Industry: Data Collaboration Platform.
Customer: The United Nations Global Platform.
Technical Use Case: Migration from EMR, JupyterHub-integration, Migration from HBase to S3
Summary: By migrating from HBase and EMR to the Data Mechanics platform, the united nations reduced their costs by 70% while improving their team productivity and development experience.
The Background: The mission of the United Nations Global Platform
Under the governance of the UN Committee of Experts on Big Data and Data Science for Official Statistics (UN-CEBD), the Global Platform has built a cloud-service ecosystem to support international collaboration in the development of Official Statistics using new data sources, including big data, and innovative methods and to help countries measure the Sustainable Development Goals (SDGs) to deliver the 2030 Sustainable Development Agenda.
The Task Team on AIS is a group of participating organisations across the globe made of dozens of statisticians interested in using AIS data (global time-series datasets about vessels’ position and speed) for official statistical and experimental indicators purposes. The Task Team uses the UN Global Platform to store, manage and analyse the AIS data, growing by 300 billion records per year. See an example of their work: Faster indicators of UK economic activity project.
The Challenge: HBase + EMR was hard to manage & expensive
The platform used to rely on an HBase instance for hosting AIS data, and Apache Spark running on the AWS EMR platform for the analysis of this data. The data team at the UN Global Plaform had several challenges with this setup:
- The EMR cluster was oversized (except during peak loads) and its autoscaling capabilities were not satisfactory, leading to high costs.
- The cluster would get unstable when tens of users ran competing queries concurrently.
- The python libraries available to end users were limited as the process to install additional ones was complex.
- Costly to keep years of historical data in an HBase instance
- The complexity of HBase management
The high cost and lack of flexibility of this system prompted the search for a better solution. After a successful POC, Data Mechanics was selected as a partner in this journey.
The Solution: 70% lower costs and a better user experience with Data Mechanics
Apache Spark now runs on a Kubernetes (EKS) cluster managed by Data Mechanics. End-users submit programmatic jobs through the API for batch processing, and connect Jupyter notebooks (hosted on Jupyter Hub) for interactive data exploration.

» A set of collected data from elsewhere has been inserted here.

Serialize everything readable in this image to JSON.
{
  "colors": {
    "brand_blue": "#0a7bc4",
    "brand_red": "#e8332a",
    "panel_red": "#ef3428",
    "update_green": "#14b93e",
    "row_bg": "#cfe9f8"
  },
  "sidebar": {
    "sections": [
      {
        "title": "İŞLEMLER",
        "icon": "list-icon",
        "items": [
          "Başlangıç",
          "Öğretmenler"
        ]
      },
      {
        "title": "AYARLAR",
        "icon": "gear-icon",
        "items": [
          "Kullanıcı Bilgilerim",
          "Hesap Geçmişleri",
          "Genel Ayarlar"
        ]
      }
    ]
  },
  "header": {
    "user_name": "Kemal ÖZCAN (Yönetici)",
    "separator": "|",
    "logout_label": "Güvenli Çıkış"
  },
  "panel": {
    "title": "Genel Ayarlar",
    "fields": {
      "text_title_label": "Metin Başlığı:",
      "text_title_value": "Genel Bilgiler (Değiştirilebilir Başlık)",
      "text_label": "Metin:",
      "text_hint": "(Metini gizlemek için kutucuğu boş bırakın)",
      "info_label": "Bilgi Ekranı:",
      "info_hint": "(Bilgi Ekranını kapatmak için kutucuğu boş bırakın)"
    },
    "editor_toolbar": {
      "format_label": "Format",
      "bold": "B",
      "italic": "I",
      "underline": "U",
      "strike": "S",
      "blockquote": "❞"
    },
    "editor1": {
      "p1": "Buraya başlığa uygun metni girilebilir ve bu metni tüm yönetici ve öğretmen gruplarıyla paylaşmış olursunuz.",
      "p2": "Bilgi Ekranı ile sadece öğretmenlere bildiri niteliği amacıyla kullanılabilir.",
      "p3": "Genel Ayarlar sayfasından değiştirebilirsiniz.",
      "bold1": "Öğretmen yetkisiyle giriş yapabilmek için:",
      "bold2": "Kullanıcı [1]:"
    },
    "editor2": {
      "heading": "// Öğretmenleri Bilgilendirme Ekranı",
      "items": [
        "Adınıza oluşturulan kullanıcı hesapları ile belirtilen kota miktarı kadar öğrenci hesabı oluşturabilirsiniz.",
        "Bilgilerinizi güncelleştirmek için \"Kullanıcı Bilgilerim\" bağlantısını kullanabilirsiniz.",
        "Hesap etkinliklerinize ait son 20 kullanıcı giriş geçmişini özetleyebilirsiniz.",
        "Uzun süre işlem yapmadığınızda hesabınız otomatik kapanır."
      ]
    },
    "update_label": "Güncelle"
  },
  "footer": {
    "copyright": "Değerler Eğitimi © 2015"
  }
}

- Each user gets its own set of ressources (Spark driver, Spark executor) which are isolated from others, and automatically scale up and down based on the load.
- Users can install new libraries in a self-service way and without impacting others by adding them to their docker images The set of libraries that can be supported in the Docker images is virtually infinite, resulting in better analysis and reporting for all needs.
- The Data Mechanics platform enabled significant cost reductions through fast cluster autoscaling capabilities and additional code performance optimizations.
- Using S3 as the main data source reduced the costs further and provided additional flexibility in storage management, while providing a rich historical depth.